L’introduction d’un bracelet électronique à titre préventif passe selon lui par une solution nationale, voire un concordat intercantonal. Sur la base de l’expérience espagnole, le Conseil fédéral valide une surveillance électronique par le biais d’un bracelet dans le cadre de violences domestiques, mais son application incombe aux cantons et la jurisprudence prendra du temps à s’établir.

«Un fabricant jurassien fournit des bracelets en Israël, pourquoi pas en Suisse?» s’interroge Yvan Perrin, pour qui «le meilleur soin à apporter à une victime, c’est de lui éviter d’en être une». Sa patience est à bout: «Que va-t-on décider en 2022? Va-t-on décréter l’urgence de réaliser une étude sur la question pendant que le compteur tourne!» dit-il.

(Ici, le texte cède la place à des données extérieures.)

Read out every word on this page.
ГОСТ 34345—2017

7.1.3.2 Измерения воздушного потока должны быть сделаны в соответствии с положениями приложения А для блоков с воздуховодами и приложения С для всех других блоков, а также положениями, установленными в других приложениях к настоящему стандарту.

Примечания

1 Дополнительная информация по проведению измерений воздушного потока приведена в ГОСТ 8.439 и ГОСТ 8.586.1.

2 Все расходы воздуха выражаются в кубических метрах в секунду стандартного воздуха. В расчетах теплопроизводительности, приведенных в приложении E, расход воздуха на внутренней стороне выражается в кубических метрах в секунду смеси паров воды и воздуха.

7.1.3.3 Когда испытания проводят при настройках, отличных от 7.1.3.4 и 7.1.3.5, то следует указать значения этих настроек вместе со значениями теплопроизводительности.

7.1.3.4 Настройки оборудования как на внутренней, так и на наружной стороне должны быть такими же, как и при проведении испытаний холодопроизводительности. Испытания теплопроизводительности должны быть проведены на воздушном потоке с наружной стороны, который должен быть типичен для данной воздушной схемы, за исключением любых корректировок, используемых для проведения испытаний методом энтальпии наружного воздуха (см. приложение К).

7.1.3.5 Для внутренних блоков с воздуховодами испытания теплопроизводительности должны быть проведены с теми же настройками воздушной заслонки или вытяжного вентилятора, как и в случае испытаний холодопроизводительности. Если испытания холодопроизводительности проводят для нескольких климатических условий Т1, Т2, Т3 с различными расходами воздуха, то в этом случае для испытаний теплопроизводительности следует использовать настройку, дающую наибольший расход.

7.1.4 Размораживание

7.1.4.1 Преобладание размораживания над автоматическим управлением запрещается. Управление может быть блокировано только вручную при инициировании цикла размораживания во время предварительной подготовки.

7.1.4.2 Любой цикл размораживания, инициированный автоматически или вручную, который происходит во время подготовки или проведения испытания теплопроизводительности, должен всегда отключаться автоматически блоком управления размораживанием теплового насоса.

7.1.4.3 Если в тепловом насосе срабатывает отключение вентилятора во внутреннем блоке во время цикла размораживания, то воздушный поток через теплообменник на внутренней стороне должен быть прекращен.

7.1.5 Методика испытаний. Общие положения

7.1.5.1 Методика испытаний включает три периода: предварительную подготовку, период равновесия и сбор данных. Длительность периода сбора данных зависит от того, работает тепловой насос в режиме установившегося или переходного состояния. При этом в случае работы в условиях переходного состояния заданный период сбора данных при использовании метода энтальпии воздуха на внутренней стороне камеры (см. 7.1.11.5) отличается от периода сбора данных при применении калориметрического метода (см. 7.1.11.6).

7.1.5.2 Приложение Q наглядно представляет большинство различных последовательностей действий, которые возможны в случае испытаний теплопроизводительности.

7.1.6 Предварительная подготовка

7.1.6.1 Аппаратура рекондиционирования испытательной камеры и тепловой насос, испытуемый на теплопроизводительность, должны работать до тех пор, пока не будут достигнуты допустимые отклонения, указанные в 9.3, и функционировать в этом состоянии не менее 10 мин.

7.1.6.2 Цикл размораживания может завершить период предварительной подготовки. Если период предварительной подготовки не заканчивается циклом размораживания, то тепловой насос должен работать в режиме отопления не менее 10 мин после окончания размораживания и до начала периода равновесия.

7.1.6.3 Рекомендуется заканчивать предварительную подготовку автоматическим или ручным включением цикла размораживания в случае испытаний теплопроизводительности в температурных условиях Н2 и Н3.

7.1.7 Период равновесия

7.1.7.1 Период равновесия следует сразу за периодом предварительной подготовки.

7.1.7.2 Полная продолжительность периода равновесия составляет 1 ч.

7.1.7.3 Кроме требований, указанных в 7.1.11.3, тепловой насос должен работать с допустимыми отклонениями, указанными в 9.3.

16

Le bracelet électronique fabriqué au Noirmont (JU) par la société Geosatis est cité en exemple par Yvan Perrin. Cet anneau permet une localisation très précise par GPS. Ce bracelet est suffisamment intelligent pour signaler une agitation suspecte ou un changement d’habitude, par exemple un trajet en voiture qui rompt avec l’aller-retour menant de la maison au travail.